À ces plaintes les partisans du statu quo répondent que l’alignement n’a rien d’obligatoire, que rien n’empêche un propriétaire de mouvementer sa façade, d’en pétrir le relief à sa guise et d’en faire sortir tous les encorbellemens, loges, bretèches ou culs-de-lampe qu’il lui plaît..., à la condition de bâtir en retrait. Il ne manque pas à Paris de constructions d’un caractère très individuel, original, voire baroque. Il y en a de fastueuses, il y en a de frivoles où l’ornementation est à outrance; on en voit de tous styles, de tout pays et en toutes les natures de matériaux. Hôtels renaissance, tourelles gothiques, châteaux Louis XIII, villas italiennes, pignons hollandais, maisons anglaises, façades byzantines, quelle est la figure d’habitation, la carcasse de logis, qui n’ait tenté les imaginations de cette cité cosmopolite et dont on ne rencontre, de-ci de-là, quelques spécimens dans les quartiers Monceau ou des Champs-Elysées? Il n’est pas jusqu’à la pagode chinoise qu’un négociant hardi n’ait copiée, comme un gîte idéal, pour y héberger sa vieillesse.

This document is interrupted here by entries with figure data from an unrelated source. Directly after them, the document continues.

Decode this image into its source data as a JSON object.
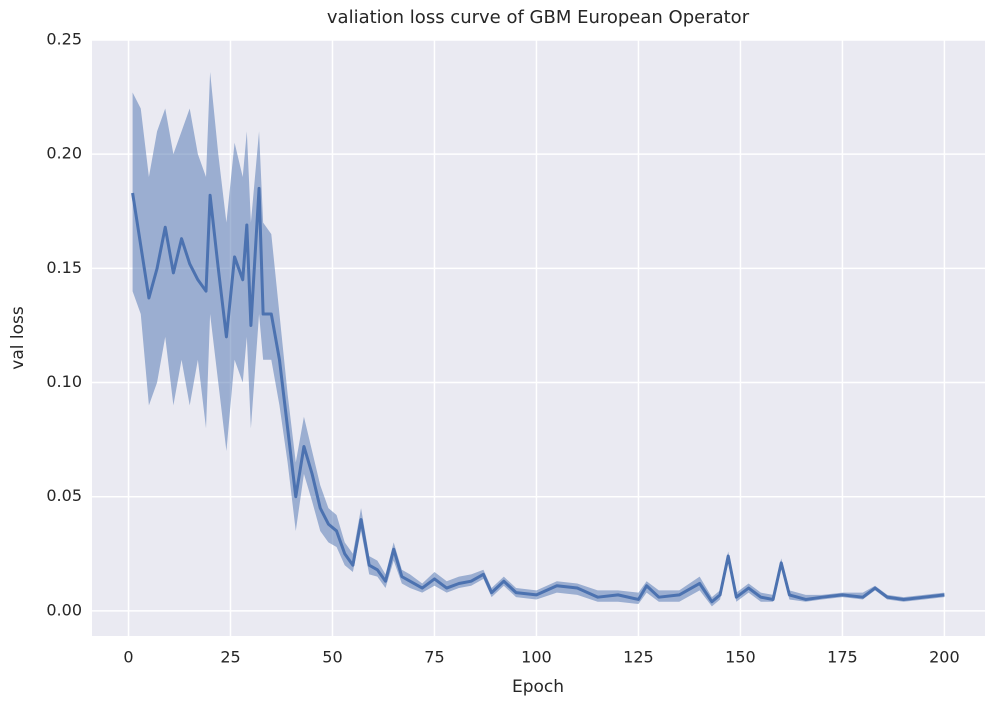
{
  "chart_data": {
    "type": "line",
    "title": "valiation loss curve of GBM European Operator",
    "x_label": "Epoch",
    "y_label": "val loss",
    "x": [
      1,
      3,
      5,
      7,
      9,
      11,
      13,
      15,
      17,
      19,
      20,
      22,
      24,
      26,
      28,
      29,
      30,
      32,
      33,
      35,
      37,
      39,
      41,
      43,
      45,
      47,
      49,
      51,
      53,
      55,
      57,
      59,
      61,
      63,
      65,
      67,
      69,
      72,
      75,
      78,
      81,
      84,
      87,
      89,
      92,
      95,
      100,
      105,
      110,
      115,
      120,
      125,
      127,
      130,
      135,
      140,
      143,
      145,
      147,
      149,
      152,
      155,
      158,
      160,
      162,
      166,
      170,
      175,
      180,
      183,
      186,
      190,
      195,
      200
    ],
    "series": [
      {
        "color": "#4c72b0",
        "values": [
          0.183,
          0.16,
          0.137,
          0.15,
          0.168,
          0.148,
          0.163,
          0.152,
          0.145,
          0.14,
          0.182,
          0.15,
          0.12,
          0.155,
          0.145,
          0.169,
          0.125,
          0.185,
          0.13,
          0.13,
          0.11,
          0.08,
          0.05,
          0.072,
          0.06,
          0.045,
          0.038,
          0.035,
          0.025,
          0.02,
          0.04,
          0.02,
          0.018,
          0.013,
          0.027,
          0.015,
          0.013,
          0.01,
          0.014,
          0.01,
          0.012,
          0.013,
          0.016,
          0.008,
          0.013,
          0.008,
          0.007,
          0.011,
          0.01,
          0.006,
          0.007,
          0.005,
          0.011,
          0.006,
          0.007,
          0.012,
          0.004,
          0.007,
          0.024,
          0.006,
          0.01,
          0.006,
          0.005,
          0.021,
          0.007,
          0.005,
          0.006,
          0.007,
          0.006,
          0.01,
          0.006,
          0.005,
          0.006,
          0.007
        ],
        "lower": [
          0.14,
          0.13,
          0.09,
          0.1,
          0.12,
          0.09,
          0.11,
          0.09,
          0.11,
          0.08,
          0.13,
          0.1,
          0.07,
          0.11,
          0.1,
          0.12,
          0.08,
          0.13,
          0.11,
          0.11,
          0.09,
          0.065,
          0.035,
          0.06,
          0.048,
          0.035,
          0.03,
          0.028,
          0.02,
          0.017,
          0.035,
          0.016,
          0.015,
          0.01,
          0.022,
          0.012,
          0.01,
          0.008,
          0.011,
          0.008,
          0.01,
          0.011,
          0.014,
          0.006,
          0.011,
          0.006,
          0.005,
          0.008,
          0.007,
          0.004,
          0.004,
          0.003,
          0.008,
          0.004,
          0.004,
          0.009,
          0.002,
          0.005,
          0.021,
          0.004,
          0.008,
          0.004,
          0.004,
          0.019,
          0.005,
          0.004,
          0.005,
          0.006,
          0.005,
          0.009,
          0.005,
          0.004,
          0.005,
          0.006
        ],
        "upper": [
          0.227,
          0.22,
          0.19,
          0.21,
          0.22,
          0.2,
          0.21,
          0.22,
          0.2,
          0.19,
          0.236,
          0.2,
          0.17,
          0.205,
          0.19,
          0.21,
          0.17,
          0.21,
          0.17,
          0.165,
          0.13,
          0.095,
          0.065,
          0.085,
          0.07,
          0.055,
          0.045,
          0.042,
          0.03,
          0.025,
          0.045,
          0.024,
          0.022,
          0.016,
          0.03,
          0.018,
          0.016,
          0.012,
          0.017,
          0.013,
          0.015,
          0.016,
          0.018,
          0.01,
          0.015,
          0.01,
          0.009,
          0.013,
          0.012,
          0.009,
          0.009,
          0.008,
          0.013,
          0.009,
          0.009,
          0.015,
          0.006,
          0.009,
          0.026,
          0.008,
          0.012,
          0.008,
          0.007,
          0.023,
          0.009,
          0.007,
          0.007,
          0.008,
          0.008,
          0.011,
          0.007,
          0.006,
          0.007,
          0.008
        ]
      }
    ],
    "xlim": [
      -8.95,
      209.95
    ],
    "xticks": [
      0,
      25,
      50,
      75,
      100,
      125,
      150,
      175,
      200
    ],
    "ylim": [
      -0.011,
      0.25
    ],
    "yticks": [
      {
        "value": 0,
        "label": "0.00"
      },
      {
        "value": 0.05,
        "label": "0.05"
      },
      {
        "value": 0.1,
        "label": "0.10"
      },
      {
        "value": 0.15,
        "label": "0.15"
      },
      {
        "value": 0.2,
        "label": "0.20"
      },
      {
        "value": 0.25,
        "label": "0.25"
      }
    ],
    "grid": true
  }
}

Les résultats, diversement heureux, de ces initiatives n’ont modifié en rien le type convenu de « l’immeuble de rapport » ; le relâchement des ordonnances de voirie n’y changera pas davantage. Ces immeubles sont des placemens et non des monumens; les propriétaires continueront, pour tirer de leur terrain sans en perdre un pouce tout le parti qu’il comporte, à se ranger exactement en bordure du trottoir, alignés comme des soldats au commandement de : Fixe ! — ce à quoi ils ne sont nullement tenus. — Ils persisteront à accumuler les étages aussi haut qu’il leur sera possible. S’ils renoncent, comme on vient de le dire, à rogner par trop sur la cour, c’est qu’ils ont remarqué que le revenu en souffrait ; et c’est aussi parce qu’ils ont reconnu que les appartemens se loueraient mieux, si les salles à manger étaient plus vastes, qu’ils ont adopté les vérandas avec enthousiasme. Il n’y a eu chez eux aucune préoccupation artistique, et personne ne saurait le leur reprocher.